February 18, 2013
Credit: Photo Credit: Michael B. Ing/Airlinersgallerycom
When US Airways tried to merge with United Airlines in 2010, Continental Airlines CEO Jeff Smisek, called his counterpart at United, Glenn Tilton, to persuade him otherwise. “I did not want him to marry the ugly girl,” Smisek said. “I am much prettier.” Smisek was convincing enough then and has been leading the merged United Continental ever since. But now the “ugly girl” has found a partner—the much bigger American Airlines. And with few options left, the 35-year history of consolidation in the U.S. airline industry since deregulation in 1978 takes an unusual turn.
It is unusual in several respects. The new airline—poised to become the largest in the world—will be effectively controlled by management of the far smaller partner, US Airways. One of the most outspoken characters in the industry and at the same time the longest-serving CEO of any major U.S. carrier, 51-year-old Doug Parker has pushed hard to make the combination happen. The merger is occurring in spite of the fact that American did not want it and arguably needed it less than US Airways. American CEO Tom Horton will remain, as executive chairman, but only until the new company’s first annual general meeting. While unions or shareholders have stood in the way of other mergers, workers and owners/creditors have long been convinced that Parker’s proposal is the way to go, even if American’s management was not.

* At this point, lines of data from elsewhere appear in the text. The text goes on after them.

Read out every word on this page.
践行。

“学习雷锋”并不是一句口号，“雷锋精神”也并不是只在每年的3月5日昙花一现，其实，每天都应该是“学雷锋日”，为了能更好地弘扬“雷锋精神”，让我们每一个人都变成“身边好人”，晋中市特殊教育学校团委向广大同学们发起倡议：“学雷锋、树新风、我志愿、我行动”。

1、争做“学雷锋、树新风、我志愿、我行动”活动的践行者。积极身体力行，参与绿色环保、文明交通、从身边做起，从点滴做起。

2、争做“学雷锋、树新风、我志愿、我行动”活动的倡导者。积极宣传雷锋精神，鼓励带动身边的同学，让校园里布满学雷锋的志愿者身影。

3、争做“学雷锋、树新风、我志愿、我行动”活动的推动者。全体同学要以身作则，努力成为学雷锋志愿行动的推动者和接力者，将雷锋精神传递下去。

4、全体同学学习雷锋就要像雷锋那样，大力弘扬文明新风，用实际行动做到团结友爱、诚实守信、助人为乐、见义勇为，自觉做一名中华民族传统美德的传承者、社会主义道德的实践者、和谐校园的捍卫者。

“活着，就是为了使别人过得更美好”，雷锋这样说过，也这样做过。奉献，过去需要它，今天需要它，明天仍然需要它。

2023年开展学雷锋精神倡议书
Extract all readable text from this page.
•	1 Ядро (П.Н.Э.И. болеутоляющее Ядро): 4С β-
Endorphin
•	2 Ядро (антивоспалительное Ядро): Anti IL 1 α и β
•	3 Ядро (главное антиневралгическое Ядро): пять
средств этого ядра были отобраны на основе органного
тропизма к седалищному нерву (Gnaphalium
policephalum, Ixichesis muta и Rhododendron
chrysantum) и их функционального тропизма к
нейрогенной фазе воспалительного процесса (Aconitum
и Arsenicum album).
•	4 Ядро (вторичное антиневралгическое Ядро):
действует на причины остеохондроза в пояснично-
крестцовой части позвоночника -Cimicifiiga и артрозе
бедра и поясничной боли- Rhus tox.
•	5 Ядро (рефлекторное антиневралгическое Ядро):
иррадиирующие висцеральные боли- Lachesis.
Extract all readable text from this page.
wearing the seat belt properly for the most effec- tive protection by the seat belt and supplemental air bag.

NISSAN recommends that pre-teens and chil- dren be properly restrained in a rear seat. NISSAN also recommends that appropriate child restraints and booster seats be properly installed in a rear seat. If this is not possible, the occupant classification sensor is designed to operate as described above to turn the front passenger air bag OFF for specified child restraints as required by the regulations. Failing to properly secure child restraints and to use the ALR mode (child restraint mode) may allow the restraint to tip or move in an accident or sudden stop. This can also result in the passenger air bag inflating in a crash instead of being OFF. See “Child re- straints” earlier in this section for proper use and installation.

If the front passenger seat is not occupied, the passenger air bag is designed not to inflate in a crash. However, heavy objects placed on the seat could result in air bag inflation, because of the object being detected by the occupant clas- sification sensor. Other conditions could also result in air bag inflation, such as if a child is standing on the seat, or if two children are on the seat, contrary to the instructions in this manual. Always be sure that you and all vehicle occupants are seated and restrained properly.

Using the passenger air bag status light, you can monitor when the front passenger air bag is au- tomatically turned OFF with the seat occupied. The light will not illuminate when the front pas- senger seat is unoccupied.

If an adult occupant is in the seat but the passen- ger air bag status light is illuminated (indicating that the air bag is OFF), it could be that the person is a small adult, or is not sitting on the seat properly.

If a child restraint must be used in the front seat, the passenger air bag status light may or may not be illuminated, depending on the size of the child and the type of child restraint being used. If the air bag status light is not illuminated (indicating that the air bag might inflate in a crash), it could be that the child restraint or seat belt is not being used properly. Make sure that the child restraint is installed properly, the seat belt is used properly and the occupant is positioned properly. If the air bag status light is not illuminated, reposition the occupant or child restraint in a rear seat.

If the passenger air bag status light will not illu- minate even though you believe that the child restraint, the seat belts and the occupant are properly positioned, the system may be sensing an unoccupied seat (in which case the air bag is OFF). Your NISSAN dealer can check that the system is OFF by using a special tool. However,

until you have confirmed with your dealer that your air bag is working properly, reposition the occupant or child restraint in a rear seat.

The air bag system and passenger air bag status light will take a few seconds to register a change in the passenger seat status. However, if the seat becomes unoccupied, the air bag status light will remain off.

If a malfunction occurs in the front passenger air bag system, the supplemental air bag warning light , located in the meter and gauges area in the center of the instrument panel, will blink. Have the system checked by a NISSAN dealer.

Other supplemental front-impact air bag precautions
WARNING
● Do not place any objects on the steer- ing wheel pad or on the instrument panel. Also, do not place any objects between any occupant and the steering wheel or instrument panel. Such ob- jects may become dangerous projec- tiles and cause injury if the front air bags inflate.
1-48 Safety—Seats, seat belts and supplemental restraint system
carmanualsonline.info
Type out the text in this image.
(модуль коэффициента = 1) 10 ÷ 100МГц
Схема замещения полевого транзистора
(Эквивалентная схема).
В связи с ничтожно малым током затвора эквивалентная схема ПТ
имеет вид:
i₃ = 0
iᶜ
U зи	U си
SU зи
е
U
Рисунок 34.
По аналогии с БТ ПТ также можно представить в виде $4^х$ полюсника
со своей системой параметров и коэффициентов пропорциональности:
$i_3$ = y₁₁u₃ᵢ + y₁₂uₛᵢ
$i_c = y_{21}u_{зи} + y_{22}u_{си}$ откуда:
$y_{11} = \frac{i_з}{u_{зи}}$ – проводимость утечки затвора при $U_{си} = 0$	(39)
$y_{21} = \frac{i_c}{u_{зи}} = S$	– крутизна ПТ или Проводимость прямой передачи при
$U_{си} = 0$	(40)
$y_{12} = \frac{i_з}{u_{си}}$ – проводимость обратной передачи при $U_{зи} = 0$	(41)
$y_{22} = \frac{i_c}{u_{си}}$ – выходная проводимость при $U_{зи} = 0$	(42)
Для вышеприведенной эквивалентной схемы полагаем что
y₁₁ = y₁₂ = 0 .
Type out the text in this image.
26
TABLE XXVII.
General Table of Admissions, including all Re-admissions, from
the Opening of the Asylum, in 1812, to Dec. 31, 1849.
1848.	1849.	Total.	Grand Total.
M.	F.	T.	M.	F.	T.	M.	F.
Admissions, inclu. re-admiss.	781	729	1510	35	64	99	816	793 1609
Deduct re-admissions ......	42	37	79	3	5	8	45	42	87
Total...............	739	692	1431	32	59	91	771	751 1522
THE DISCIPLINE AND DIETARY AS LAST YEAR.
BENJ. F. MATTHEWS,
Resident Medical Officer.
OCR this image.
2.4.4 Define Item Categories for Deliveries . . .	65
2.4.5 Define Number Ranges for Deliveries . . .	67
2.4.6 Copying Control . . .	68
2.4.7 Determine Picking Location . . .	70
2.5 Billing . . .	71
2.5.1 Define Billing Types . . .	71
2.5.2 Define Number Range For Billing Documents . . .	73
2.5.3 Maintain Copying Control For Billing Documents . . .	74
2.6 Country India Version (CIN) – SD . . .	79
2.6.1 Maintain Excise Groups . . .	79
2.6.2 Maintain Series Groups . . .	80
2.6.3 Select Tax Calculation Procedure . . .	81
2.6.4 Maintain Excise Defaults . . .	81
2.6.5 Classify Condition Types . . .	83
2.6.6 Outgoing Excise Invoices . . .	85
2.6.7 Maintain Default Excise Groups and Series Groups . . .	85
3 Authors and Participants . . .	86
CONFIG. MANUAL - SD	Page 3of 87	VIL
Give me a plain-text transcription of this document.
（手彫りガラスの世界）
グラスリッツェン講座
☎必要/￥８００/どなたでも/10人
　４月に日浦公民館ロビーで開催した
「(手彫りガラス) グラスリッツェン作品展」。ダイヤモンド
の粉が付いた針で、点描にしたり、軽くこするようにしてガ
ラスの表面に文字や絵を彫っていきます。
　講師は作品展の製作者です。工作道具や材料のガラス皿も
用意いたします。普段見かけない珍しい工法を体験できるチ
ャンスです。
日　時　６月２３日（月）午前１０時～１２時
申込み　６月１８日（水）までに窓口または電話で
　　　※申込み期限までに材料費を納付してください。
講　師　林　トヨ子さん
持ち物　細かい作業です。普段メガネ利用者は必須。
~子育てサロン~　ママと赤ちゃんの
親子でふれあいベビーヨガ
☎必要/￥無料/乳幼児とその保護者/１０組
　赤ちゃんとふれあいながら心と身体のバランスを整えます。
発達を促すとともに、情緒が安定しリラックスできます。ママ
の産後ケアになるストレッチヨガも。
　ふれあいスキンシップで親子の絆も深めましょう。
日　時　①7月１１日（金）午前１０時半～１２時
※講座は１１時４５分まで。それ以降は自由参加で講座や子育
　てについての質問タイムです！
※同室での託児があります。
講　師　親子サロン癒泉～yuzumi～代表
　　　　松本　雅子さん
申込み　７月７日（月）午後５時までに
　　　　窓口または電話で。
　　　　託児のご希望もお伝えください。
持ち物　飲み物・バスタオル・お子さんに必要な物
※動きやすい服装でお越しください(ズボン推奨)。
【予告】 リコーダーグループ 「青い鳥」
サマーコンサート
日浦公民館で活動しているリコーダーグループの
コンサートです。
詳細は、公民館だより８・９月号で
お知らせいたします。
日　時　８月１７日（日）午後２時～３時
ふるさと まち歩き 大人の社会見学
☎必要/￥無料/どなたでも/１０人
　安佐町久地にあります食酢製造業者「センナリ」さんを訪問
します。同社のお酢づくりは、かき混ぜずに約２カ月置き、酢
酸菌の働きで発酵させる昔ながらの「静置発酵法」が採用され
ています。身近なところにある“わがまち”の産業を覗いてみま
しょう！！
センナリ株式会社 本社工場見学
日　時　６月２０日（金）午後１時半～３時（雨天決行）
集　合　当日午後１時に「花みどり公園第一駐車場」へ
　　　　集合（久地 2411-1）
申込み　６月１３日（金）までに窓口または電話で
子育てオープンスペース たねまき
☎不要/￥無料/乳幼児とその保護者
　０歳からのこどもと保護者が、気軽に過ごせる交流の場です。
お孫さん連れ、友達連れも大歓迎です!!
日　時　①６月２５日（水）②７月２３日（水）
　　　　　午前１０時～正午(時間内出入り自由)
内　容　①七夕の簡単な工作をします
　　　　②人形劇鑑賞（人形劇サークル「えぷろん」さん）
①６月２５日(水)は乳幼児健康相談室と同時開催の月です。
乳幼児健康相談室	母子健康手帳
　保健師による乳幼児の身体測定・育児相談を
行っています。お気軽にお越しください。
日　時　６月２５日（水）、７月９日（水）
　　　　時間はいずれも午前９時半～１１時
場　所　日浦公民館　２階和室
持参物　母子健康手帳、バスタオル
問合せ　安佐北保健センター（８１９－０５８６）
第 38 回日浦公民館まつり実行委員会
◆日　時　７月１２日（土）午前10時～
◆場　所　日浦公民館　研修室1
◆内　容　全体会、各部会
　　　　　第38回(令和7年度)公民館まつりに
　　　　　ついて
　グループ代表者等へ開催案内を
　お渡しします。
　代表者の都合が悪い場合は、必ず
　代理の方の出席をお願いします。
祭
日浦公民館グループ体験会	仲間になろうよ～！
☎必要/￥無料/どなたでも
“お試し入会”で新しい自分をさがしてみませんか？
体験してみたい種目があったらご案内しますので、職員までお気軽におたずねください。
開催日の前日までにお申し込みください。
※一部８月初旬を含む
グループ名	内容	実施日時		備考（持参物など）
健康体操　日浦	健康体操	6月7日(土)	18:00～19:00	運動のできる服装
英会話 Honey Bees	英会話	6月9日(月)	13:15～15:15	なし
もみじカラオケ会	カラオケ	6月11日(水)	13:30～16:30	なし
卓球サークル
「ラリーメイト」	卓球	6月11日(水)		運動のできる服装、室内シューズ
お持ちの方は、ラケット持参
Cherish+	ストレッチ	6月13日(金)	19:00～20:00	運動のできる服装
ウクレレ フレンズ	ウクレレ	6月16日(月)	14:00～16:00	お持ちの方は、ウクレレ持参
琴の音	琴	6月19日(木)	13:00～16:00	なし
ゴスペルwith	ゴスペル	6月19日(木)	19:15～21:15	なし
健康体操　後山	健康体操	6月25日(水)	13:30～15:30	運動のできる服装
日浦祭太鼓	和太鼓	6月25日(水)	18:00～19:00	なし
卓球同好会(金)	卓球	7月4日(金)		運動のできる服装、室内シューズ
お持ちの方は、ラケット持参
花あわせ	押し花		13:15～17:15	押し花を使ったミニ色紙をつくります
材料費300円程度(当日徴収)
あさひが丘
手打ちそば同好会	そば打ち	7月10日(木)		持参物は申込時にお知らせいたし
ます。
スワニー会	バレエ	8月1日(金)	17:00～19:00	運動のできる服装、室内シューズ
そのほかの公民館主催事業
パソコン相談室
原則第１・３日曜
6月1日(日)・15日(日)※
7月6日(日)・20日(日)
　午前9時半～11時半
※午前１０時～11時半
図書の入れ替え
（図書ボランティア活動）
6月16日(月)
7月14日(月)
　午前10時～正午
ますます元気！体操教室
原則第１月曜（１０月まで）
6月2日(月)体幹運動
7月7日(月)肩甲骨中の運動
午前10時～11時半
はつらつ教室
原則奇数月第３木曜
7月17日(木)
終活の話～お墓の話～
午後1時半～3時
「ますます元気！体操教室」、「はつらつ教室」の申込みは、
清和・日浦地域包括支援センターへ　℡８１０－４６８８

Union support and management caution may become important factors as the two carriers integrate over the next few years. As convincing as mergers may look on paper, history shows that it is often much tougher to reap the benefits in reality. A lot of mergers in the last three decades did not work as smoothly as the companies involved had hoped. In fact, some argue that while the deals have been beneficial for the industry as a whole, they typically have not been advantageous for the two new partners. And among those on the bleeding edge of consolidation in the past have been American and US Airways.
American bought Trans World Airlines (TWA) out of bankruptcy in 2001 just ahead of the major industry downturn initiated by the Sept. 11, 2001, terrorist attacks in New York and Washington. American subsequently shut down TWA’s St. Louis hub and cut capacity roughly equivalent to the former rival’s size. US Airways itself is an amalgam resulting from a series of takeovers. And it is still struggling to integrate America West, the latest carrier it bolted on, following a deal Parker engineered in 2005.
Among the more strategic issues the new American-US Airways combination must address is the shape of their future network. The carriers will have to resolve competition between US Airways’ hub at Phoenix Sky Harbor International Airport and American’s much larger one at Dallas/Fort Worth International Airport as well as their East Coast hubs used for transatlantic operations, US Airways’ at Philadelphia International Airport and American’s at John F. Kennedy International Airport. Nevertheless, the merged carrier, to be based at American’s Dallas hub, plans to operate more than 6,700 daily flights to 336 destinations in 56 countries without giving up any of the current hubs.
Combining the fleets appears to be the least of the challenges ahead. Although US Airways operates mostly Airbus aircraft, American has already committed to a mixing of its narrowbody fleet, with large concurrent orders of Boeing 737 and Airbus A320-family aircraft, says Craig Jenks of New York-based Airline/Aircraft Projects Inc. In terms of widebodies, a merged carrier would add just one type—the Airbus A330-200/-300. American has simplified its Boeing fleet to 767s and 777s, with 787s scheduled for delivery in 2014. Adding the A330 will carry some cost disadvantages but also some revenue benefits, Jenks notes.
The industry’s poor track record on specific mergers has led many to conclude that they do not eradicate fundamental airline weaknesses. But lately that perception has changed. The combinations of Delta and Northwest Airlines as well as United and Continental, among others, have arguably led to tighter capacity control. Even Southwest Airlines gave up its conservative stance and bought AirTran Airways in 2010.
The Delta-Northwest and United-Continental mergers featured similar divisions in fleet types. Analysts agree their examples—and fleet integration—will prevail over the long term. More broadly, recent precedents bode well for American and US Airways. “The challenges of implementing this merger are all challenges which have been shown to have been surmountable [in previous mergers],” Jenks says. “I do not believe there is a new challenge out there that hasn’t already been addressed.”
The merger represents an evolution—not a revolution—of the competitive landscape of the U.S. airline industry, he adds: “It’s simply a continuation of an existing trend.” Just three U.S. legacy carriers will remain, down from six only a few years ago.